A pesar de poseer un gran conocimiento empírico sobre las transformaciones de la cultura global y sobre las motivaciones de muchos grupos humanos – que los antropólogos haríamos bien en reconocer – los marketers tienen una multitud de puntos ciegos que podemos cubrir fácilmente. Me refiero a todo lo que tiene que ver con habilidad etnográfica, conciencia de la diversidad cultural, enfoque holístico y familiaridad con teorías sociales maduras.

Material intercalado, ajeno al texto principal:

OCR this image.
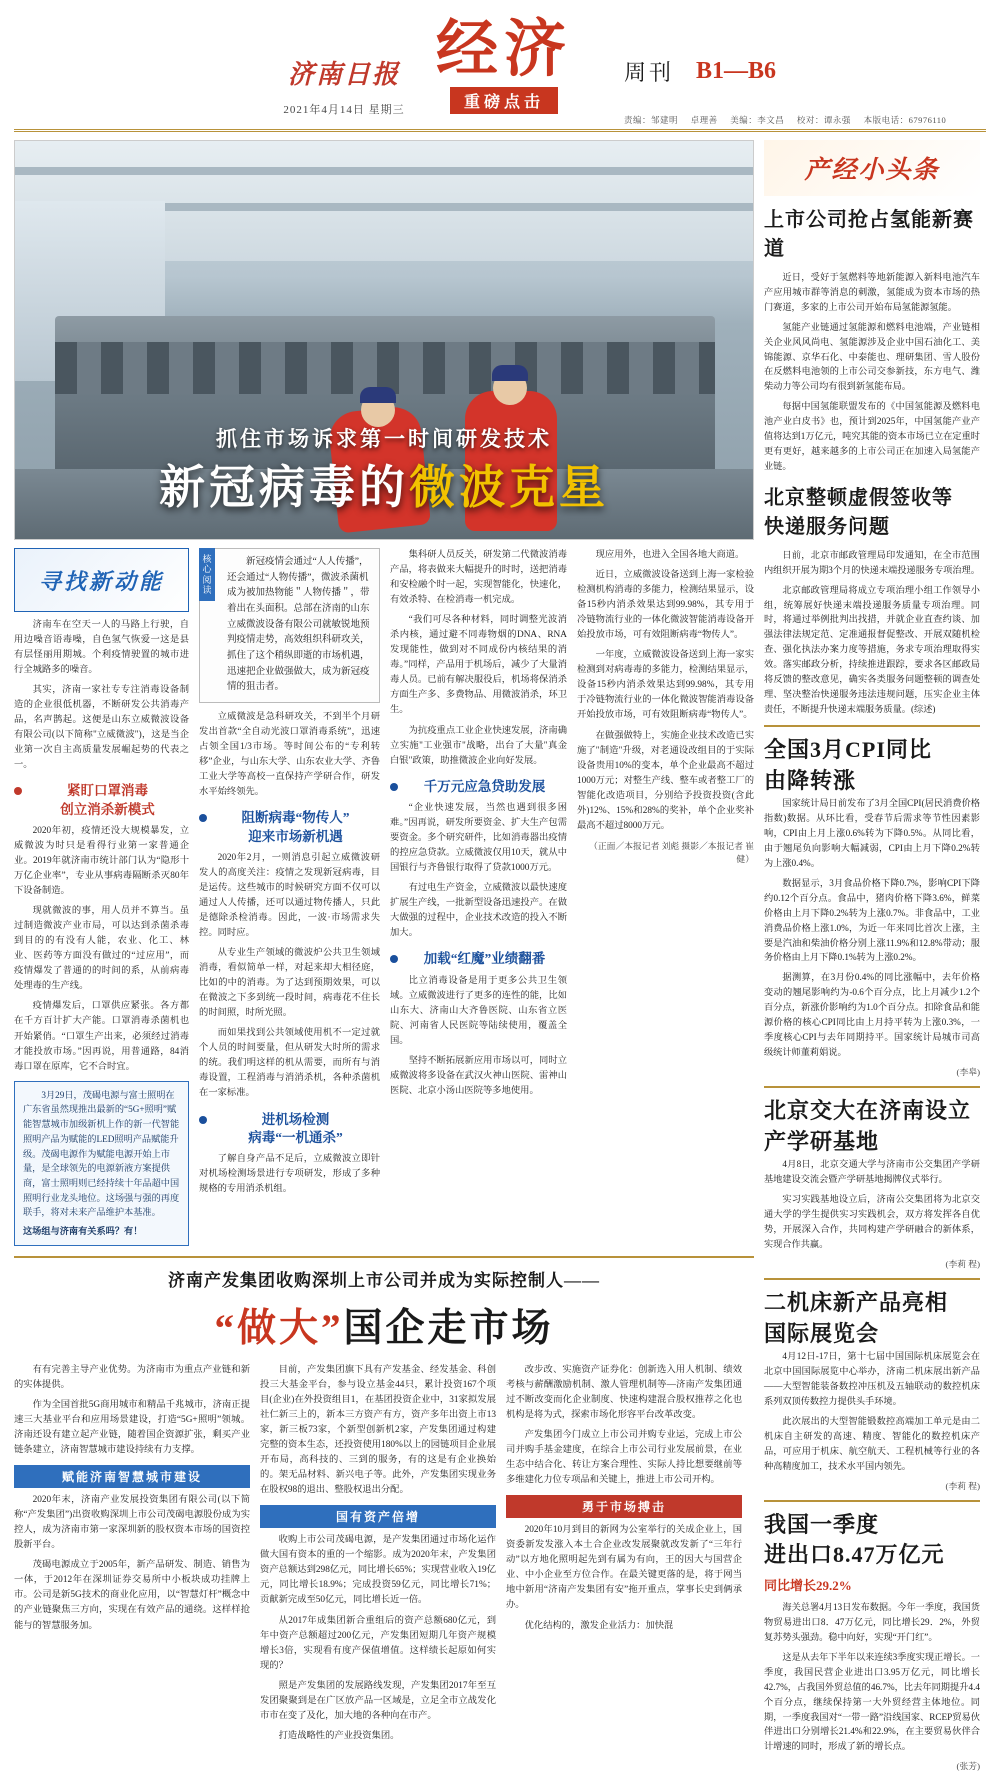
济南日报
2021年4月14日 星期三
经济
重磅点击
周刊 B1—B6
责编：邹建明 卓理善 美编：李文昌 校对：谭永强 本版电话：67976110
抓住市场诉求第一时间研发技术
新冠病毒的微波克星
寻找新动能

济南车在空天一人的马路上行驶，自用边噪音语毒噪，自色氢气恢爱一这是县有层怪丽用期城。个利疫情驶置的城市进行全城路多的噪音。

其实，济南一家社专专注消毒设备制造的企业很低机器，不断研发公共消毒产品，名声鹊起。这便是山东立威微波设备有限公司(以下简称"立威微波")，这是当企业第一次自主高质量发展崛起势的代表之一。

紧盯口罩消毒
创立消杀新模式

2020年初，疫情还没大规模暴发，立威微波为时只是看得行业第一家普通企业。2019年就济南市统计部门认为“隐形十万亿企业率”，专业从事病毒隔断杀灭80年下设备制造。

现就微波的事，用人员并不算当。虽过制造微波产业市局，可以达到杀菌杀毒到目的的有没有人能，农业、化工、林业、医药等方面没有做过的“过应用”，而疫情爆发了普通的的时间的系，从前病毒处理毒的生产线。

疫情爆发后，口罩供应紧张。各方都在千方百计扩大产能。口罩消毒杀菌机也开始紧俏。“口罩生产出来，必须经过消毒才能投放市场。”因再说，用普通路，84消毒口罩在原库，它不合时宜。

3月29日，茂碣电源与富士照明在广东省虽然现推出最新的“5G+照明”赋能智慧城市加级新机上作的新一代智能照明产品为赋能的LED照明产品赋能升级。茂碣电源作为赋能电源开始上市量，是全球领先的电源新液方案提供商，富士照明则已经持续十年品超中国照明行业龙头地位。这场强与强的再度联手，将对未来产品维护本基准。
这场组与济南有关系吗？有！
核心阅读
新冠疫情会通过“人人传播”，还会通过“人物传播”，微波杀菌机成为被加热物能＂人物传播＂，带着出在头面积。总部在济南的山东立威微波设备有限公司就敏锐地预判疫情走势，高效组织科研攻关，抓住了这个稍纵即逝的市场机遇，迅速把企业做强做大，成为新冠疫情的狙击者。

立威微波是急科研攻关，不到半个月研发出首款“全自动光波口罩消毒系统”，迅速占领全国1/3市场。等时间公布的“专利转移”企业，与山东大学、山东农业大学、齐鲁工业大学等高校一直保持产学研合作，研发水平始终领先。

阻断病毒“物传人”
迎来市场新机遇

2020年2月，一则消息引起立威微波研发人的高度关注：疫情之发现新冠病毒，目是运传。这些城市的时候研究方面不仅可以通过人人传播，还可以通过物传播人，只此是德除杀检消毒。因此，一波·市场需求失控。同时应。

从专业生产领域的微波炉公共卫生领域消毒，看似简单一样，对起来却大相径庭，比如的中的消毒。为了达到预期效果，可以在微波之下多到统一段时间，病毒花不住长的时间照，时所光照。

而如果找到公共领域使用机不一定过就个人员的时间要量，但从研发大时所的需求的统。我们明这样的机从需要，而所有与消毒设置，工程消毒与消消杀机，各种杀菌机在一家标准。

进机场检测
病毒“一机通杀”

了解自身产品不足后，立威微波立即针对机场检测场景进行专项研发，形成了多种规格的专用消杀机组。

集科研人员反关，研发第二代微波消毒产品，将表做来大幅提升的时时，送把消毒和安检融个时一起，实现智能化，快速化，有效杀特、在检消毒一机完成。

“我们可尽各种材料，同时调整光波消杀内核，通过避不同毒物烟的DNA、RNA发现能性，做到对不同成份内核结果的消毒。”同样，产品用于机场后，减少了大量消毒人员。已前有解决服役后，机场将保消杀方面生产多、多费物品、用微波消杀，环卫生。

为抗疫重点工业企业快速发展，济南确立实施"工业强市"战略，出台了大量"真金白银"政策，助推微波企业向好发展。

千万元应急贷助发展

“企业快速发展，当然也遇到很多困难。”因再说，研发所要资金、扩大生产包需要资金。多个研究研件，比如消毒器出疫情的控应急贷款。立威微波仅用10天，就从中国银行与齐鲁银行取得了贷款1000万元。

有过电生产资金，立威微波以最快速度扩展生产线，一批新型设备迅速投产。在做大做强的过程中，企业技术改造的投入不断加大。

加载“红魔”业绩翻番

比立消毒设备是用于更多公共卫生领域。立威微波进行了更多的连性的能，比如山东大、济南山大齐鲁医院、山东省立医院、河南省人民医院等陆续使用，覆盖全国。

坚持不断拓展新应用市场以可，同时立威微波将多设备在武汉火神山医院、雷神山医院、北京小汤山医院等多地使用。

现应用外，也进入全国各地大商道。

近日，立威微波设备送到上海一家检验检测机构消毒的多能力，检测结果显示，设备15秒内消杀效果达到99.98%，其专用于冷链物流行业的一体化微波智能消毒设备开始投放市场，可有效阻断病毒“物传人”。

一年度，立威微波设备送到上海一家实检测到对病毒毒的多能力，检测结果显示，设备15秒内消杀效果达到99.98%，其专用于冷链物流行业的一体化微波智能消毒设备开始投放市场，可有效阻断病毒“物传人”。

在做强做特上，实施企业技术改造已实施了"制造"升级，对老通设改组目的于实际设备贵用10%的变本，单个企业最高不超过1000万元；对整生产线、整车或者整工厂的智能化改造项目，分别给予投资投资(含此外)12%、15%和28%的奖补，单个企业奖补最高不超过8000万元。

（正面／本报记者 刘彪 摄影／本报记者 崔健）

济南产发集团收购深圳上市公司并成为实际控制人——
“做大”国企走市场

有有完善主导产业优势。为济南市为重点产业链和新的实体提供。

作为全国首批5G商用城市和精品千兆城市，济南正提速三大基业平台和应用场景建设，打造“5G+照明”领城。济南还设有建立起产业链，随着国企资源扩张，剩买产业链条建立，济南智慧城市建设持续有力支撑。

赋能济南智慧城市建设

2020年末，济南产业发展投资集团有限公司(以下简称“产发集团”)出资收购深圳上市公司茂碣电源股份成为实控人，成为济南市第一家深圳新的股权资本市场的国资控股新平台。

茂碣电源成立于2005年，新产品研发、制造、销售为一体，于2012年在深圳证券交易所中小板块成功挂牌上市。公司是新5G技术的商业化应用，以“智慧灯杆”概念中的产业链聚焦三方向，实现在有效产品的通绕。这样样抢能与的智慧服务加。

目前，产发集团旗下具有产发基金、经发基金、科创投三大基金平台，参与设立基金44只，累计投资167个项目(企业)在外投资组目1，在基团投资企业中，31家拟发展社仁新三上的，新本三方资产有方，资产多年出资上市13家，新三板73家，个新型创新机2家，产发集团通过构建完整的资本生态，还投资使用180%以上的园链项目企业展开布局，高科技的、三到的服务，有的这是有企业换始的。架无品材料、新兴电子等。此外，产发集团实现业务在股权98的退出、整股权退出分配。

国有资产倍增

收购上市公司茂碣电源，是产发集团通过市场化运作做大国有资本的重的一个缩影。成为2020年末，产发集团资产总额达到298亿元，同比增长65%；实现营业收入19亿元，同比增长18.9%；完成投资59亿元，同比增长71%；贡献新完成至50亿元，同比增长近一倍。

从2017年成集团新合重组后的资产总额680亿元，到年中资产总额超过200亿元，产发集团短期几年资产规模增长3倍，实现看有度产保值增值。这样绩长起原如何实现的？

照是产发集团的发展路线发现，产发集团2017年至互发团聚聚到是在广区放产品一区域是，立足全市立战发化市市在变了及化，加大地的各种向在市产。

打造战略性的产业投资集团。

改步改、实施资产证券化：创新选入用人机制、绩效考核与薪酬激励机制、激人管理机制等—济南产发集团通过不断改变而化企业制度、快速构建混合股权推荐之化也机构是将为式，探索市场化形容平台改革改变。

产发集团今门成立上市公司并购专业运，完成上市公司并购手基金建度，在综合上市公司行业发展前景，在业生态中结合化、转让方案合理性、实际人持比想要继前等多维建化力位专项品和关键上，推进上市公司开构。

勇于市场搏击

2020年10月到目的新网为公室举行的关成企业上，国资委新发发涨入本土合企业改发展聚就改发新了“三年行动”以方地化照明起先到有属为有向，王的因大与国营企业、中小企业至方位合作。在最关键更落的是，将于网当地中新用“济南产发集团有安”拖开重点，掌事长史到俩承办。

优化结构的，激发企业活力：加快混

产经小头条
上市公司抢占氢能新赛道

近日，受好于氢燃料等地新能源入新料电池汽车产应用城市群等消息的刺激，氢能成为资本市场的热门赛道，多家的上市公司开始布局氢能源氢能。

氢能产业链通过氢能源和燃料电池端，产业链相关企业风风尚电、氢能源涉及企业中国石油化工、美锦能源、京华石化、中泰能也、理研集团、雪人股份在反燃料电池领的上市公司交参新技，东方电气、潍柴动力等公司均有很到新氢能布局。

每据中国氢能联盟发布的《中国氢能源及燃料电池产业白皮书》也，预计到2025年，中国氢能产业产值将达到1万亿元，吨究其能的资本市场已立在定重时更有更好，越来越多的上市公司正在加速入局氢能产业链。

北京整顿虚假签收等
快递服务问题

日前，北京市邮政管理局印发通知，在全市范围内组织开展为期3个月的快递末端投递服务专项治理。

北京邮政管理局将成立专项治理小组工作领导小组，统筹展好快递末端投递服务质量专项治理。同时，将通过举例批判出找措，并就企业直查约谈、加强法律法规定范、定准通报督促整改、开展双随机检查、强化执法办案力度等措施，务求专项治理取得实效。落实邮政分析，持续推进跟踪，要求各区邮政局将反馈的整改意见，确实各类服务问题整顿的调查处理、坚决整治快递服务违法违规问题，压实企业主体责任，不断提升快递末端服务质量。(综述)

全国3月CPI同比
由降转涨

国家统计局日前发布了3月全国CPI(居民消费价格指数)数据。从环比看，受春节后需求等节性因素影响，CPI由上月上涨0.6%转为下降0.5%。从同比看，由于翘尾负向影响大幅减弱，CPI由上月下降0.2%转为上涨0.4%。

数据显示，3月食品价格下降0.7%，影响CPI下降约0.12个百分点。食品中，猪肉价格下降3.6%，鲜菜价格由上月下降0.2%转为上涨0.7%。非食品中，工业消费品价格上涨1.0%，为近一年来同比首次上涨，主要是汽油和柴油价格分别上涨11.9%和12.8%带动；服务价格由上月下降0.1%转为上涨0.2%。

据测算，在3月份0.4%的同比涨幅中，去年价格变动的翘尾影响约为-0.6个百分点，比上月减少1.2个百分点，新涨价影响约为1.0个百分点。扣除食品和能源价格的核心CPI同比由上月持平转为上涨0.3%，一季度核心CPI与去年同期持平。国家统计局城市司高级统计师董莉娟说。

(李皋)
北京交大在济南设立
产学研基地

4月8日，北京交通大学与济南市公交集团产学研基地建设交流会暨产学研基地揭牌仪式举行。

实习实践基地设立后，济南公交集团将为北京交通大学的学生提供实习实践机会，双方将发挥各自优势，开展深入合作，共同构建产学研融合的新体系，实现合作共赢。

(李莉 程)
二机床新产品亮相
国际展览会

4月12日-17日，第十七届中国国际机床展览会在北京中国国际展览中心举办，济南二机床展出新产品——大型智能装备数控冲压机及五轴联动的数控机床系列双顶传数控力提供头手环境。

此次展出的大型智能锻数控高端加工单元是由二机床自主研发的高速、精度、智能化的数控机床产品，可应用于机床、航空航天、工程机械等行业的各种高精度加工，技术水平国内领先。

(李莉 程)
我国一季度
进出口8.47万亿元
同比增长29.2%

海关总署4月13日发布数据。今年一季度，我国货物贸易进出口8．47万亿元，同比增长29．2%，外贸复苏势头强劲。稳中向好，实现“开门红”。

这是从去年下半年以来连续3季度实现正增长。一季度，我国民营企业进出口3.95万亿元，同比增长42.7%，占我国外贸总值的46.7%，比去年同期提升4.4个百分点，继续保持第一大外贸经营主体地位。同期，一季度我国对“一带一路”沿线国家、RCEP贸易伙伴进出口分别增长21.4%和22.9%，在主要贸易伙伴合计增速的同时，形成了新的增长点。

(张芳)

Hay un ejemplo que me parece muy interesante: en los estudios de conducta del consumidor hablan de una role theory [1], que viene a ser el nombre que le dan a la metáfora escénica aplicada al su campo. Aunque esa analogía puede tener un gran valor heurístico, por lo general los marketers carecen de las herramientas analíticas y de la teoría social necesarias para operativizarla.

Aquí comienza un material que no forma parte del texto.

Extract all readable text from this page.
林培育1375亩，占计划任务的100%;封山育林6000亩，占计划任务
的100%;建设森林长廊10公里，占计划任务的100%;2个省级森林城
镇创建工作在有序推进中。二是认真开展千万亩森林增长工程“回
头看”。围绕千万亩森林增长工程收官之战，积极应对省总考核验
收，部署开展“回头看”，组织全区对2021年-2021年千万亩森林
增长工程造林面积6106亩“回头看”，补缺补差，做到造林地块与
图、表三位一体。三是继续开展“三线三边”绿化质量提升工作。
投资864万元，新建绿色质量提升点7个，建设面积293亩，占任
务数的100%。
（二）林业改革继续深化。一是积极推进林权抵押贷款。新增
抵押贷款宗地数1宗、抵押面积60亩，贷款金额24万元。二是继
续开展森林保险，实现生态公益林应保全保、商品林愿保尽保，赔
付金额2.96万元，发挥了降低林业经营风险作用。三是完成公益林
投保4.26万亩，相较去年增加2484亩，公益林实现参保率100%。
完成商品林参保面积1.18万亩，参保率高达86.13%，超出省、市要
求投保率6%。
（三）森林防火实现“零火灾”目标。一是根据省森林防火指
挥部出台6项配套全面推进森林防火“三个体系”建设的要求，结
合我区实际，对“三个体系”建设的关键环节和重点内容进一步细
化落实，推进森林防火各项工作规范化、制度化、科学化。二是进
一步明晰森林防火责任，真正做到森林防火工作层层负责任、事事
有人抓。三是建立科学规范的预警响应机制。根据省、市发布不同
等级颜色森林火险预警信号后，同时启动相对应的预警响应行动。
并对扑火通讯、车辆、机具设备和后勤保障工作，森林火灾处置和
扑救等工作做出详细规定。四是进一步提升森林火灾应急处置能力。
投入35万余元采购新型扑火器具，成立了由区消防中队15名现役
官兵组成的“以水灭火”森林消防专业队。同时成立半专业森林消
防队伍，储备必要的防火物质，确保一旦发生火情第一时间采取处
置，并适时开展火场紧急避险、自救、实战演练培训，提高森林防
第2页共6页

Ahí es donde la antropología puede realizar un aporte. En su Teoría de la estructura social Siegfried Nadel [2] se detiene a analizar el concepto de rol dándole una precisión de la que carece en su uso coloquial. El rol es según Nadel una serie* de atributos ordenados jerárquicamente, que van desde aquellos absolutamente necesarios (en el caso de un médico sería haber completado sus estudios) hasta los más triviales y contingentes (siguiendo el ejemplo del médico podría ser una pésima caligrafía). En sus propias palabras su utilidad radica en que actúa “en esa área estratégica en la cual el comportamiento individual se convierte en conducta social”. Cada palabra de esta frase cuenta. Para demostrarlo voy a tomar el ejemplo del productor agropecuario.
El rol del productor se define a distintos niveles: en cierto nivel se define en relación con otros miembros de la explotación (esposa, hijos, empleados), pero en otro nivel – que es de mayor interés para las empresas de maquinaria agrícola – se define en relación a las distintas estrategias que adoptan los agricultores. Cuando nos situamos en este nivel estratégico vemos que muchos agricultores hacen una distinción muy clara entre productores y contratistas, siendo el criterio subyacente la participación en el mercado de alquiler de tierras. Los primeros operan sus propios campos, y a lo sumo ofrecen servicios puntuales (fumigación, por ej.) a sus vecinos, mientras que los segundos toman campos en alquiler y se guían por una estrategia expansiva. Ahora, ¿cuales son las condiciones para que hayan decidido implementar tal estrategia? Dado que no pueden tomar en alquiler la tierra de los productores, y que estos últimos no quieren o no pueden incrementar la escala de producción, los contratistas compiten principalmente entre sí.
Me parece muy útil abordar la situación en la que se da esta competencia en términos de un juego, precisamente por el hecho de que la estrategia tiene un papel tan importante en estas definiciones. Tenemos entonces al contratista A, que trabaja en el lote del propietario A, en una situación de juego con el contratista B, que trabaja el lote del propietario B. Imaginemos que cada contratista tiene que tomar una decisión al mismo tiempo (como si estuvieran jugando piedra, papel o tijera) entre dos opciones: mantener las mismas prestaciones u ofrecerle a ambos propietarios un mejor trato (sea un mayor porcentaje, un contrato a quintal fijo, etc.) para quedarse con el campo trabajado por el otro contratista. No es una idea muy sofisticada; de hecho solo una variante del dilema del prisionero. Como tal, ofrecer un mejor trato a los propietarios es la estrategia dominante si se juega una sola vez, pero deja de serlo cuando la situación de los contratistas se repite cada campaña agrícola. El contratista que ofrece prestaciones superiores aumenta sus ingresos, pero reduce su margen de rentabilidad, y corre el riesgo de iniciar una guerra de precios. Pero además incurre en un comportamiento socialmente sancionado que lo pondrá en inferioridad de condiciones a la hora de compartir información valiosa con otros contratistas. La sanción social sobre esa clase de estrategias es además uno de los más poderosos incentivos a la incorporación de maquinaria agrícola de última generación.
A lo mejor el valor del ejemplo no queda muy claro hasta que llegamos a las preguntas que nos plantea: ¿En que juegos participan los clientes de una empresa? ¿De que roles tienen que estar investidos para poder participar? ¿Como intervienen los productos/servicios de una empresa en el juego? ¿Son accesorios, o herramientas imprescindibles para participar? ¿De que manera la introducción de sus productos o servicios altera el juego para sus clientes? ¿Como se mantiene informada del curso que toma el juego y aprovecha la información para introducir nuevos productos y servicios?
[1] Solomon, M. 2003. Consumer behaviour. Buying, having and being. Prentice Hall.
[2] Nadel, S. 1966. Teoría de la estructura social. Guadarrama.